China's Geely Automobile Holdings on Tuesday announced a joint venture with its parent group for electric vehicles and a new brand called Zeekr.
The company also said 2020 net profit fell 32 percent to 5.53 billion yuan ($849.54 million), as auto sales in the world's biggest market were hit by the COVID-19 pandemic.
Geely is the highest-profile Chinese automaker in the world due to its investments in Volvo Cars and Daimler.
The automaker sold 1.32 million cars last year, down from 1.36 million units in 2019. It expects to sell 1.53 million cars this year.
Overall auto sales in China fell 1.9 percent to 25.3 million vehicles in 2020, according to industry data.
Geely Automobile and its parent, Zhejiang Geely Holding Group, will invest $5 billion in a new electric-car battery plant, and launching Zeekr.

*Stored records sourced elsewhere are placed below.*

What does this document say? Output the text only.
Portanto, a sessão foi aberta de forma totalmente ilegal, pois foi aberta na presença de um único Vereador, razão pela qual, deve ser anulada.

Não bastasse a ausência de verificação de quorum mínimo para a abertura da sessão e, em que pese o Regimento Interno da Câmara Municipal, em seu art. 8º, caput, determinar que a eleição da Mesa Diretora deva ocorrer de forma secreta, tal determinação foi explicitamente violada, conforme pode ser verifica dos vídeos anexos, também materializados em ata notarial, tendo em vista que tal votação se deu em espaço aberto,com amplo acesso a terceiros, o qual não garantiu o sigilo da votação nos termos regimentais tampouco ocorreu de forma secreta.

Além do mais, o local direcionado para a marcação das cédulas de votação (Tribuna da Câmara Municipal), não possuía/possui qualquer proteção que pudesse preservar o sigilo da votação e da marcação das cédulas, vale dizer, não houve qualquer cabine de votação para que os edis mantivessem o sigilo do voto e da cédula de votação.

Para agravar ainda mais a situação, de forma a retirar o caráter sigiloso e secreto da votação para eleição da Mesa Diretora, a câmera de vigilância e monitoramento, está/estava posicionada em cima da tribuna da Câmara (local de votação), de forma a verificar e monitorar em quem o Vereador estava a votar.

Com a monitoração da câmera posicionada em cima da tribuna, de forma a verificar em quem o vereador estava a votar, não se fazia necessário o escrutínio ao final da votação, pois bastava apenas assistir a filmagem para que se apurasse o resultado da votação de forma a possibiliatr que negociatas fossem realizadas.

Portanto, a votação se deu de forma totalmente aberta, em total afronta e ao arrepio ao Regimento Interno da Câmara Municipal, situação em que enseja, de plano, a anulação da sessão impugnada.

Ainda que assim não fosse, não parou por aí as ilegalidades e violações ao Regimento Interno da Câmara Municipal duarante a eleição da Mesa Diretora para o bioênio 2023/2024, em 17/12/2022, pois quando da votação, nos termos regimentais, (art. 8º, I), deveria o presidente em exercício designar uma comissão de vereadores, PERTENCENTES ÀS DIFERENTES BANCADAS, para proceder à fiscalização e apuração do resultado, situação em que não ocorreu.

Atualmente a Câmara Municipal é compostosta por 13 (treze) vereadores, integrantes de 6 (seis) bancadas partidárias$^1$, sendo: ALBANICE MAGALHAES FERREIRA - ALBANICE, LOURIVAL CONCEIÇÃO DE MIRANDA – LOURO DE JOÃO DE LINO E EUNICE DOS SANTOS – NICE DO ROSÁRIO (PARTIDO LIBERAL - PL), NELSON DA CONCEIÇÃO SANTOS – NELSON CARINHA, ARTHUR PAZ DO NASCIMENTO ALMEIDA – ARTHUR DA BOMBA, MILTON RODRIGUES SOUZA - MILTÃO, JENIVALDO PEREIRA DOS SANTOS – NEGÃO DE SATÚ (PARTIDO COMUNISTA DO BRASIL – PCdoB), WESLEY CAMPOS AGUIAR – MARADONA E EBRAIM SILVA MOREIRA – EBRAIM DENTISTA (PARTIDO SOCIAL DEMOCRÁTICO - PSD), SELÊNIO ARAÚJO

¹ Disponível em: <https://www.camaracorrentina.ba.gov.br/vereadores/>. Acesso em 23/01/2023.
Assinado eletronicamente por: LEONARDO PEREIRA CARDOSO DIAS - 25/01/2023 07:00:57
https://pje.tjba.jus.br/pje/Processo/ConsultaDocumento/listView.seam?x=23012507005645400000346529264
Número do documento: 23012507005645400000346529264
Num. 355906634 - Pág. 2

The first Zeekr vehicles are expected to be delivered in the third quarter of 2021, Geely said in a statement.
Geely sold about 68,000 new energy vehicles last year, or around 5 percent of its total. That is well short of a goal set in 2015 to have 90 percent of sales consist of EVs by 2020. Rival BYD by contrast got 44 percent of its sales from EVs last year.
Its announcement confirms reports earlier this month that Geely Chairman Li Shufu was planning a new electric-car brand in a bid take on EV leader Tesla.
Other automakers have used a new brand to launch their EV units. Geely's rivals including Great Wall, and SAIC Motor have rolled out new standalone EV brands.
Geely Holding also aims to become a leading EV contract manufacturer and engineering service provider.
Geely Automobile and Volvo Cars last month abandoned their merger plans but launched a new entity to combine their powertrain operations and expand cooperation on electric vehicles.